If you are facing any of the following problems randomly or repeatedly then your class is not following SRP

  1. You need to change the same class for Change Requirements with different nature
  2. Many lines of code getting compiled even if you don’t want it
  3. You or QA need to test multiple scenarios even if you make changes to one
  4. When you make one change then you have fear of other code getting affected
  5. Class name consists conjunctions like And, Or
  6. Method names are too long

Solution

Single Responsibility Principle addresses all above problems. Definition itself says that your class or a module must have one and only one reason to change. It makes it clear that your class should not be changed for multiple (even similar) reasons, technically Change Requirements (CRs). Every Change Requirement is nothing but a responsibility.

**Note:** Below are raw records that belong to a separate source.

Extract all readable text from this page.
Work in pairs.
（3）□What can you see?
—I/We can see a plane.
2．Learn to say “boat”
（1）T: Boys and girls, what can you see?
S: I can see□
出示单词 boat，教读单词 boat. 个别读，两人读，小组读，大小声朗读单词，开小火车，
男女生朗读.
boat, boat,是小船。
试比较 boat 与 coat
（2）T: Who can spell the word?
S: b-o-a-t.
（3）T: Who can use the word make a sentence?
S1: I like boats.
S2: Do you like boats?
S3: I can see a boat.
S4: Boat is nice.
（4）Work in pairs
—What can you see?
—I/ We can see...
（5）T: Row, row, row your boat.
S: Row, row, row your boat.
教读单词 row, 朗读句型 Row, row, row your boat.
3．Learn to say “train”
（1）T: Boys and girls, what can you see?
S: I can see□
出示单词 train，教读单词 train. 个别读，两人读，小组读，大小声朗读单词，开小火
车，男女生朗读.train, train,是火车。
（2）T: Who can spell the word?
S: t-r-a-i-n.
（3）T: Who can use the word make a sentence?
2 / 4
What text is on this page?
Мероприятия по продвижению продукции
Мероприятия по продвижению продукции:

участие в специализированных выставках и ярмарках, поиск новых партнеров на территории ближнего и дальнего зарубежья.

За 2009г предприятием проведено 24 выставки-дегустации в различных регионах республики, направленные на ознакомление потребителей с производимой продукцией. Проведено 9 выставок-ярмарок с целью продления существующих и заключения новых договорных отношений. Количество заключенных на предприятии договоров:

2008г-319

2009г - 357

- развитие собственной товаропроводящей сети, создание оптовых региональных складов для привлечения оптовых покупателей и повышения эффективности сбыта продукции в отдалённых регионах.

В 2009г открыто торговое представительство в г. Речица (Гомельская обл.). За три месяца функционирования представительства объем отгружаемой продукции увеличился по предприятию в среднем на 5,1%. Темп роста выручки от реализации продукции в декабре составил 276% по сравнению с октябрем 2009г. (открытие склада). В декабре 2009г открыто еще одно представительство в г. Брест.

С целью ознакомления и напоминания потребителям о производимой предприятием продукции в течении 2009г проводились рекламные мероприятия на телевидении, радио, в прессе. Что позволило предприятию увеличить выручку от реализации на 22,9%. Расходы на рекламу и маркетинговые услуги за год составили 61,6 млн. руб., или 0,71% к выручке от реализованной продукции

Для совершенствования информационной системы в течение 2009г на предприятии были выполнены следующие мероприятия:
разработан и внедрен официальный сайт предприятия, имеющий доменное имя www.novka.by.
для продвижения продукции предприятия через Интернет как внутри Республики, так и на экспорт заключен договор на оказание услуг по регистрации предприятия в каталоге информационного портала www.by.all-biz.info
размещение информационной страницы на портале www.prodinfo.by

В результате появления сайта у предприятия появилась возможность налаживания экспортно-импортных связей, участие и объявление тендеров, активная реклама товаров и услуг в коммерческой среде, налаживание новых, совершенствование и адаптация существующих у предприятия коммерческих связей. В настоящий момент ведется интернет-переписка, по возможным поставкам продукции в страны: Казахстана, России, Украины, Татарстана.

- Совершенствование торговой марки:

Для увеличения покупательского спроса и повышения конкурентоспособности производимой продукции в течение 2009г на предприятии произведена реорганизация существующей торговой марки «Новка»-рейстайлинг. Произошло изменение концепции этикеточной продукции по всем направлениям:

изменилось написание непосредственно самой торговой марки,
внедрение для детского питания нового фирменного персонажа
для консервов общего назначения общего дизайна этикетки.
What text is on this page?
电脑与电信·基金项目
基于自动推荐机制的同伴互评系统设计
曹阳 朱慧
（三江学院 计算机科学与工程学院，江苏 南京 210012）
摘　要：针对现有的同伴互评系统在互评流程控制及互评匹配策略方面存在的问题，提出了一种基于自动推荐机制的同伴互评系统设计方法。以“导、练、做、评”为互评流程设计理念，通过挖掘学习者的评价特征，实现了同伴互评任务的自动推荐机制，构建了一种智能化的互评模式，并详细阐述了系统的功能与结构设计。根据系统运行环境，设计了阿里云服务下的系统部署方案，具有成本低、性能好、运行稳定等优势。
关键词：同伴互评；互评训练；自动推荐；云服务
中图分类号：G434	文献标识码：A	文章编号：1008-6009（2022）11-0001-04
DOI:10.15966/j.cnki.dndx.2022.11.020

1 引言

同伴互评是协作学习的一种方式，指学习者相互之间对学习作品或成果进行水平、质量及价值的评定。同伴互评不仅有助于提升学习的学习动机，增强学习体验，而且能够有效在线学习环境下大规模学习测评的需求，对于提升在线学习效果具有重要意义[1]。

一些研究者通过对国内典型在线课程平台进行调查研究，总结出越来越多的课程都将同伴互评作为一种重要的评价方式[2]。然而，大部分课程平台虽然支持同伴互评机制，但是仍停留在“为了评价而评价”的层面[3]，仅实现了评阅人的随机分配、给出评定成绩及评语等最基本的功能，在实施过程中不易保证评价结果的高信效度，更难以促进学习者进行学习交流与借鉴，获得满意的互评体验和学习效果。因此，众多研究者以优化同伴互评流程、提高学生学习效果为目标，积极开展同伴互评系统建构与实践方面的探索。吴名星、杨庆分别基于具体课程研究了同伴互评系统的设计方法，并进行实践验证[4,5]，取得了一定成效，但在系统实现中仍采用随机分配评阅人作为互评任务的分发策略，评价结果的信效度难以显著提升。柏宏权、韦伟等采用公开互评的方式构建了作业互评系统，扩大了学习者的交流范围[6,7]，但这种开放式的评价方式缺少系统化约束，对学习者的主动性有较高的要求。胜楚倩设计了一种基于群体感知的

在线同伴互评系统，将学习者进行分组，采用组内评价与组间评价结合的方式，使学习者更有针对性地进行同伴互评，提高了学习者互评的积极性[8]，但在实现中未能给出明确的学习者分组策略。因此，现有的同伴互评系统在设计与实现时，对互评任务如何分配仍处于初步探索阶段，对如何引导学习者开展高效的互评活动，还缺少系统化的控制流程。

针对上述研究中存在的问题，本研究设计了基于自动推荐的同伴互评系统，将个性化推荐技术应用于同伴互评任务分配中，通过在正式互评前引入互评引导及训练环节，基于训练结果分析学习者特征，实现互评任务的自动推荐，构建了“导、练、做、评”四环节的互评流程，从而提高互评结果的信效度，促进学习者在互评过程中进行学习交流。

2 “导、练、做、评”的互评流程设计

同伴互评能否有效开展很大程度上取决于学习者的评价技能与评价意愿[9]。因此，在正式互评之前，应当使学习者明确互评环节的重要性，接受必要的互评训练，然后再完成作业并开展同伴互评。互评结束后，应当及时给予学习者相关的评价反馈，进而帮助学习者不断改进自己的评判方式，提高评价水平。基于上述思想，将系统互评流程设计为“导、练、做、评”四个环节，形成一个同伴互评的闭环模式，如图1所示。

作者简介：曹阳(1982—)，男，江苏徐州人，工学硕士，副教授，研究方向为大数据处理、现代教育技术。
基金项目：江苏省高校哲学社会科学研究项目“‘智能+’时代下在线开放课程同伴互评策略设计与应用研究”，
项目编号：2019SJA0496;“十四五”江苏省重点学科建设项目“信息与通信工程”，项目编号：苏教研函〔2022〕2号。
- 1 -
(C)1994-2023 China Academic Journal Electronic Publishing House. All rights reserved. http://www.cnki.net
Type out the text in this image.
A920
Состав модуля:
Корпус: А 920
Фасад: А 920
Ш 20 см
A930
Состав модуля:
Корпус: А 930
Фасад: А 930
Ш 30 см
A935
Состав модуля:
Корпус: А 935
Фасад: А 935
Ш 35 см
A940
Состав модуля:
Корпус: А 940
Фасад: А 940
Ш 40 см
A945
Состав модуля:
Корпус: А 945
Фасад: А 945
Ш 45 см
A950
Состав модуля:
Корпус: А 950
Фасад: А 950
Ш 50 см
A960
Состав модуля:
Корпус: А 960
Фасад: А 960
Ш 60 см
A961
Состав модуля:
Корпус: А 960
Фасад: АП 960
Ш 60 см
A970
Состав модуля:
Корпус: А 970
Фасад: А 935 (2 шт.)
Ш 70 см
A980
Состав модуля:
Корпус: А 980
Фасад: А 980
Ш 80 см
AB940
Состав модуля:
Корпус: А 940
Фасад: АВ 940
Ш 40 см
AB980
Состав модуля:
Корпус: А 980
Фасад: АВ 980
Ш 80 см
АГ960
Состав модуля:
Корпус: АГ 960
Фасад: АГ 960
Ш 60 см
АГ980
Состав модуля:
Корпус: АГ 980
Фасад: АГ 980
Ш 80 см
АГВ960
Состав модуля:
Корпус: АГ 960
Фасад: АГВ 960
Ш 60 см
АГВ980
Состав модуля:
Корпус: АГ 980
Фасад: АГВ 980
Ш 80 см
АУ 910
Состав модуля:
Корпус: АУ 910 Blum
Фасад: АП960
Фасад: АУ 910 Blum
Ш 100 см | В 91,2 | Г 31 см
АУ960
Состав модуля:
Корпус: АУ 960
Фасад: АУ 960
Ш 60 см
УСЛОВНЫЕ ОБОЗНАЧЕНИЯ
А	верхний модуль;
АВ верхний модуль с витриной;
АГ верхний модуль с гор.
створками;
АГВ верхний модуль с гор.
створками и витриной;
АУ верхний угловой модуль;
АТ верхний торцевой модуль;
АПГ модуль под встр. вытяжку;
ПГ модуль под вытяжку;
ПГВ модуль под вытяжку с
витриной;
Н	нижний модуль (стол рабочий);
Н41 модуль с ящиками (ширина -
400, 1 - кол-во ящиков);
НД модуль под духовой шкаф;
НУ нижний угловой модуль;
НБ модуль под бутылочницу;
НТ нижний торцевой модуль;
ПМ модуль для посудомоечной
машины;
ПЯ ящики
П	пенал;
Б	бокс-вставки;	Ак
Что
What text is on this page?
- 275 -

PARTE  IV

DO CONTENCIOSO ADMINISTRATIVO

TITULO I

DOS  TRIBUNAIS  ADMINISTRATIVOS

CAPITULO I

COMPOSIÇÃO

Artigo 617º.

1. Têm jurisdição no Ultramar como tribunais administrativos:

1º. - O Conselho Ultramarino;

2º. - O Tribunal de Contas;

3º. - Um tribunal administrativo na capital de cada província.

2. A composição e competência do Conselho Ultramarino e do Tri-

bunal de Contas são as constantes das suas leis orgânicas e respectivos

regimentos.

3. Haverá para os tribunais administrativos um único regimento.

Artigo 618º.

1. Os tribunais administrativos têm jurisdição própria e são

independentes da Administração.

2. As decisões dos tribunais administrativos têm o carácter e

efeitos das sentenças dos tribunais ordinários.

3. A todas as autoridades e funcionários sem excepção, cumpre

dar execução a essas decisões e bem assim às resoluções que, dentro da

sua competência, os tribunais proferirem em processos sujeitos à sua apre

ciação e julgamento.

Let’s understand responsibilities:

Technical Responsibility

Multi-layered applications have clearly defined Separation of Concerns (SOC), Data access layer, Business logic layer, Presentation layer, Utility classes, Business objects, etcs. You must not write logic and data manipulation queries or commands in one class. Data manipulation should go to (may be) Repository and Logic goes to Manager classes. So, that for any change in logic you don’t need to touch Repository. Simple as that - isn’t it? And you know this why Technical SoC is so important.

Functional Responsibility

Let’s say your class processes some request (may be a Controller class) and to process it, it have to validate a request. Your class should not do both. Validation itself is one separate task so it has to go to a different class. So that when any validation changes arrive then you just change Validator class and not the Controller.

Aggregate Responsibility

Trust me, if every class has unit task then you can not write an application. Many times you need to write classes which hold high level flow or logic and to achieve that these classes need to deploy several other classes. Let’s take an example of Controller, it has to validate a request, then process it, maybe it needs to store data in database and parse some response so that it can be sent to client. This is high level flow where, Controller deploys Manager, then Manager deploys Validator & Repository. Here, the Controller does not do everything but it deploys other classes to process its request and that is what aggregate responsibility is.

There is no doubt that by following SRP we end up creating so many classes but that is what Object Oriented Programming is all about, classes - right? Don’t you think - Dependency Injection (DI) is always at your rescue?